Observation 4: A New Signal Axis That Reads Trace Structure
Alongside aggregation (consensus across multiple traces), confidence (token distribution of a single trace), and test-time compute (budget allocation over number and length of traces), a fourth signal axis emerged independently: reading the structure of the CoT itself. Reasoning Horizon’s causal vacuum, FSF’s failed-step fraction, CRV’s internal attribution graph, and Four Habits’ cognitive patterns all rest on the same intuition: a predictive signal lives in structural features that a single length or confidence value cannot capture. The integration of external aggregation and internal observation is an open question for 2026.
Observation 5: Post-RLVR Miscalibration Connects Q1 and Q2
The phenomenon that RLHF / RLVR-trained reasoning models lose confidence calibration directly links Q1 (what is RLVR learning?) with Q2 (what signals work at inference?). The RLVR picture in which re-weighting sharpens an already-high-probability distribution (the front half of Observation 2) and the observation that confidence, broadly distributed in the 0.7–0.9 band after SFT, collapses to near 1.0 after RLHF (Leng et al. 2024) may be two sides of the same “sharpening” phenomenon. A mechanistic link between the two is still rare in the literature and remains an open question.
Observation 6: The Nature of Reasoning Depends on the Domain
Many of the inference-time methods this book covers are implicitly optimized for mathematics. In knowledge-intensive domains such as medicine, the KI (Knowledge Index)–accuracy correlation dominates the InfoGain–accuracy correlation (Knowledge or Reasoning? (J. Wu et al. 2025)), and the optimal thinking budget saturates around 4K tokens (m1 (X. Huang et al. 2025)); budget forcing may overturn an initially correct answer. The transferability of math-derived findings is an open question that cuts across chapters.
How to Read This Book
- If you want to know one area: jump straight to the relevant chapter — every chapter is written to stand alone.
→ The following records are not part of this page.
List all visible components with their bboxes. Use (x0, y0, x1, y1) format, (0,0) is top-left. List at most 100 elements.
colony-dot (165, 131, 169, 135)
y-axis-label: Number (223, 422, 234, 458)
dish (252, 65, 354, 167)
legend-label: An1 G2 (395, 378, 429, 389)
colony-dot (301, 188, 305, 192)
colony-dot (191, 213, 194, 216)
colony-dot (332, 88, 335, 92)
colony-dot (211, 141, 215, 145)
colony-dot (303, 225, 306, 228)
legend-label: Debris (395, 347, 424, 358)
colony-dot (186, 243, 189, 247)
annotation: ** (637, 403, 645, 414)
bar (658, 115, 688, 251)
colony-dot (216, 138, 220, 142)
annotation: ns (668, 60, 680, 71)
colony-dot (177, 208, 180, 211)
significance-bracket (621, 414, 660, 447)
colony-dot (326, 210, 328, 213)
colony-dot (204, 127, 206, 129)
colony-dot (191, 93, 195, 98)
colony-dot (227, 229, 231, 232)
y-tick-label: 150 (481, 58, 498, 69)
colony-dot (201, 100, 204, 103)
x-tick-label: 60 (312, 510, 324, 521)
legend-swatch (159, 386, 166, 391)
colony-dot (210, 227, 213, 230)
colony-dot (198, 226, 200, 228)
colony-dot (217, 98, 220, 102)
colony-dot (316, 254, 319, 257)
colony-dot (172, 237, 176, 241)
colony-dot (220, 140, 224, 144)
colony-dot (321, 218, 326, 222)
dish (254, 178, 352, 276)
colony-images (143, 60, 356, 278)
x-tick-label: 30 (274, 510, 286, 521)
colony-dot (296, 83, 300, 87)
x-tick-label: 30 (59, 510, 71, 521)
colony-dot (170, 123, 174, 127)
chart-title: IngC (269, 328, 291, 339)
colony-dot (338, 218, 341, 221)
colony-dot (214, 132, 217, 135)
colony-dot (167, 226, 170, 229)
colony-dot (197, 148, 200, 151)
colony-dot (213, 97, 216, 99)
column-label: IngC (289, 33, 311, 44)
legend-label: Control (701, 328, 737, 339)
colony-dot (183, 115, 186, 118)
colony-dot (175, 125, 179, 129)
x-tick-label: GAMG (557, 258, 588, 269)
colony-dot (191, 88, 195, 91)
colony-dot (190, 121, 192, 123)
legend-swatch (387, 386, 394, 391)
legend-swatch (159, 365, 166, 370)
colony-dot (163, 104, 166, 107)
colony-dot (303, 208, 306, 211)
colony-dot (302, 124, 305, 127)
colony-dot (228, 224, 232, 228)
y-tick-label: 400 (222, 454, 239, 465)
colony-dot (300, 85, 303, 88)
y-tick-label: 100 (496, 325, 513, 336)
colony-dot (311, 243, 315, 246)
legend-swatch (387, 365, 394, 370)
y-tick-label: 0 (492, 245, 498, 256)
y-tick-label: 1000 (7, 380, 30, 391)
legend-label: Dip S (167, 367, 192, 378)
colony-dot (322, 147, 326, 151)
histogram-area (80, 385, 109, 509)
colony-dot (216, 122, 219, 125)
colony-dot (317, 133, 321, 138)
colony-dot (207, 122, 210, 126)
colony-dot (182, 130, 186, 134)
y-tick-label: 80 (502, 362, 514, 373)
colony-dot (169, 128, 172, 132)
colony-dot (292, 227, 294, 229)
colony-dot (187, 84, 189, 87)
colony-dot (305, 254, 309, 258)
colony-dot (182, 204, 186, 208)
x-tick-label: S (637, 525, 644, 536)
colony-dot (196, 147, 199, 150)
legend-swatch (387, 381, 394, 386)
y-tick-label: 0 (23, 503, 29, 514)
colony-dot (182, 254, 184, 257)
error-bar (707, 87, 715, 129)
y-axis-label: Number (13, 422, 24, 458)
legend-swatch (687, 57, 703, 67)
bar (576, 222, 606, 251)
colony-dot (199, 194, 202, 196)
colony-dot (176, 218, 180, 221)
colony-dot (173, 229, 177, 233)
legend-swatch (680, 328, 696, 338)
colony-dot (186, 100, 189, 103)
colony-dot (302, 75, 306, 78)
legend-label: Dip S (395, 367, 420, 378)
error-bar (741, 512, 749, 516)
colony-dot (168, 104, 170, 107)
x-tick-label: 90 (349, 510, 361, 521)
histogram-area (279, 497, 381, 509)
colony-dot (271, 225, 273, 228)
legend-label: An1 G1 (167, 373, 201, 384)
- If you want a panoramic view: start with Self-Consistency and Weighted Majority Voting (the inference-side signal space) and Theory and Limits of RLVR (the training-side signal space).
- If you are starting new research: use any one of the six observations above as an entry point — each cuts across multiple areas. In particular, Observation 1 (prefix convergence) and Observation 2 (systematic suspicion) are the book’s strongest claims; keeping them in mind while reading each chapter makes the cross-chapter patterns easier to see.